I’m not promising that every recruiter is going to show up with food, but mine did. In addition, I got tons of questions answered and additional information about what scholarships I could be in the running to receive.
All of this, and you get to skip class to meet with them, usually. What’s not to love?
CONTACT A PROFESSOR
This is a tip I wish I had taken advantage of when I was in high school.
Professors at Cornerstone are busy people that lead busy lives, but in my experience, are usually willing to answer an email from an interested student.
Although I would say that your admissions counselor is your best point of reference for most questions you have about Cornerstone, nobody knows the ins and outs of a department or the information you’ll be learning in classes like a professor does.

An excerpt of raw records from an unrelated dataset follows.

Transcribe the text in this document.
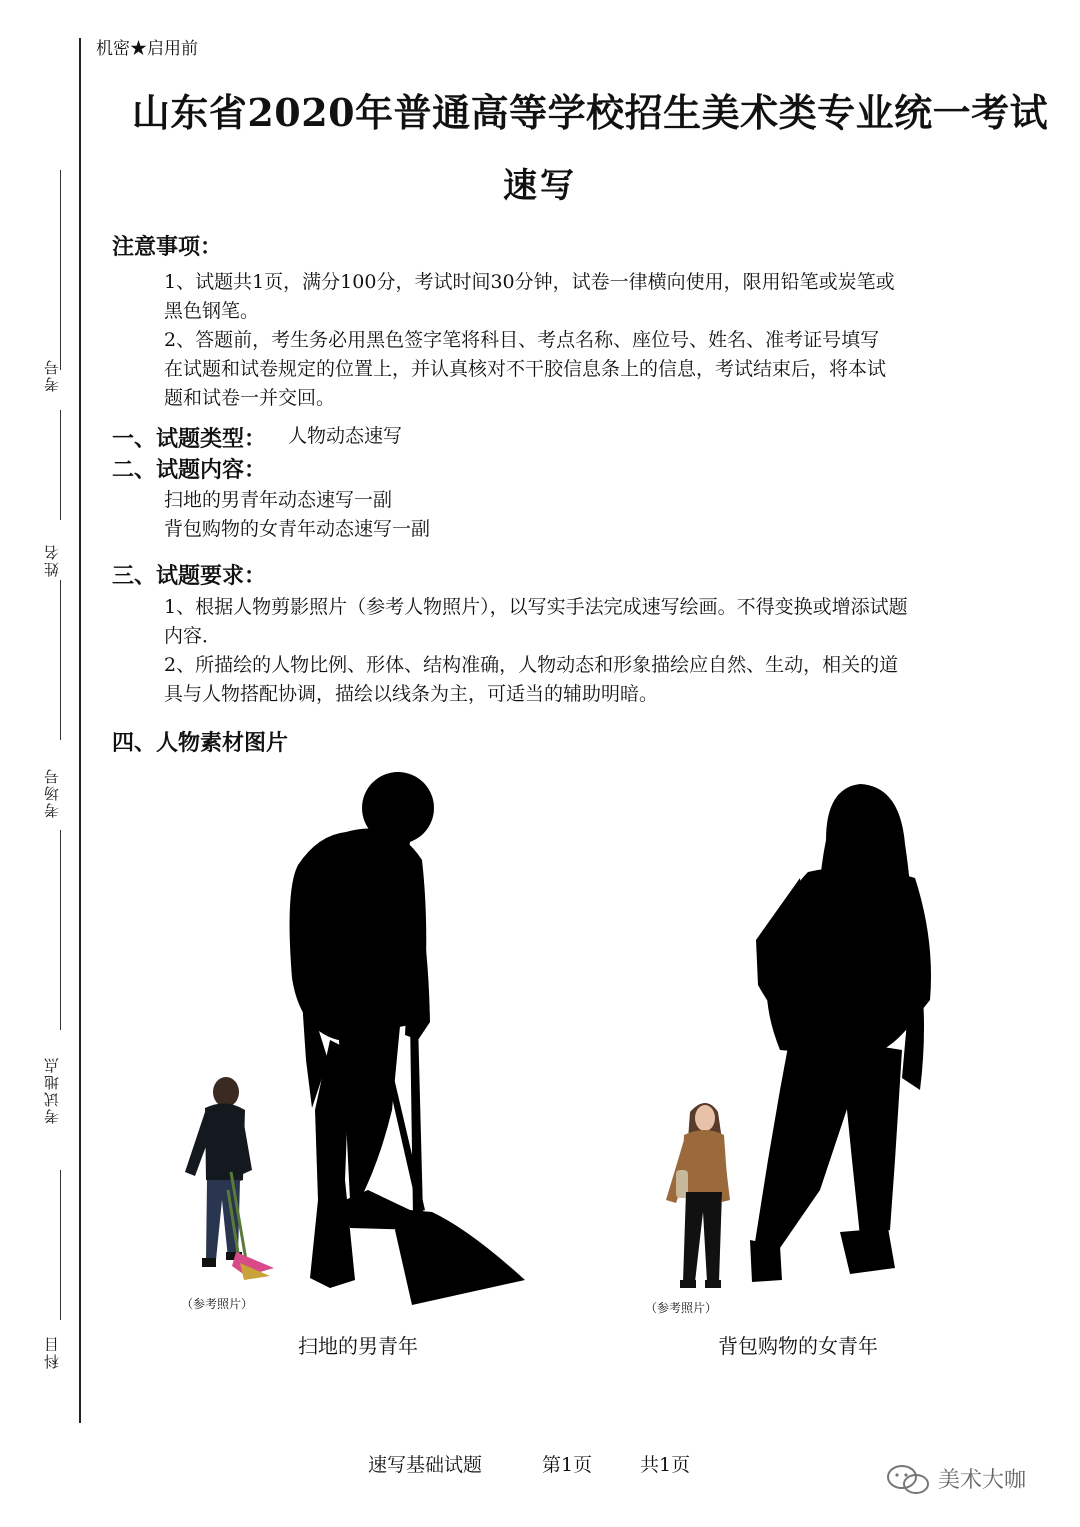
考号
姓名
考场号
考试地点
科目
机密★启用前
山东省2020年普通高等学校招生美术类专业统一考试
速写
注意事项：
1、试题共1页，满分100分，考试时间30分钟，试卷一律横向使用，限用铅笔或炭笔或
黑色钢笔。
2、答题前，考生务必用黑色签字笔将科目、考点名称、座位号、姓名、准考证号填写
在试题和试卷规定的位置上，并认真核对不干胶信息条上的信息，考试结束后，将本试
题和试卷一并交回。
一、试题类型： 人物动态速写
二、试题内容：
扫地的男青年动态速写一副
背包购物的女青年动态速写一副
三、试题要求：
1、根据人物剪影照片（参考人物照片），以写实手法完成速写绘画。不得变换或增添试题
内容．
2、所描绘的人物比例、形体、结构准确，人物动态和形象描绘应自然、生动，相关的道
具与人物搭配协调，描绘以线条为主，可适当的辅助明暗。
四、人物素材图片
（参考照片）
扫地的男青年
（参考照片）
背包购物的女青年
速写基础试题	第1页	共1页
美术大咖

In addition to sending an email, maybe even think about seeing if you can meet up with them for coffee sometime if you live in the area.
All of Cornerstone’s staff have a page on our website, so if you are interested in contacting any of them for a particular major or field of study, it is all at your fingertips.
Above all else, the best way for you to get to know if a college interests you is to visit.
An admissions counselor can tell you all day about how nice a college is, but you won’t really know until you experience it for yourself.
Plus, in your junior year, there’s no real pressure to decide on your college of choice yet. You aren’t even close to running out of time for a decision, so there’s no harm in taking your time.
Visiting is my most highly suggested tip for looking for colleges during your junior year because you can get a chance to speak to professors and a recruiter during your visit. You can take care of all the steps at once by simply visiting!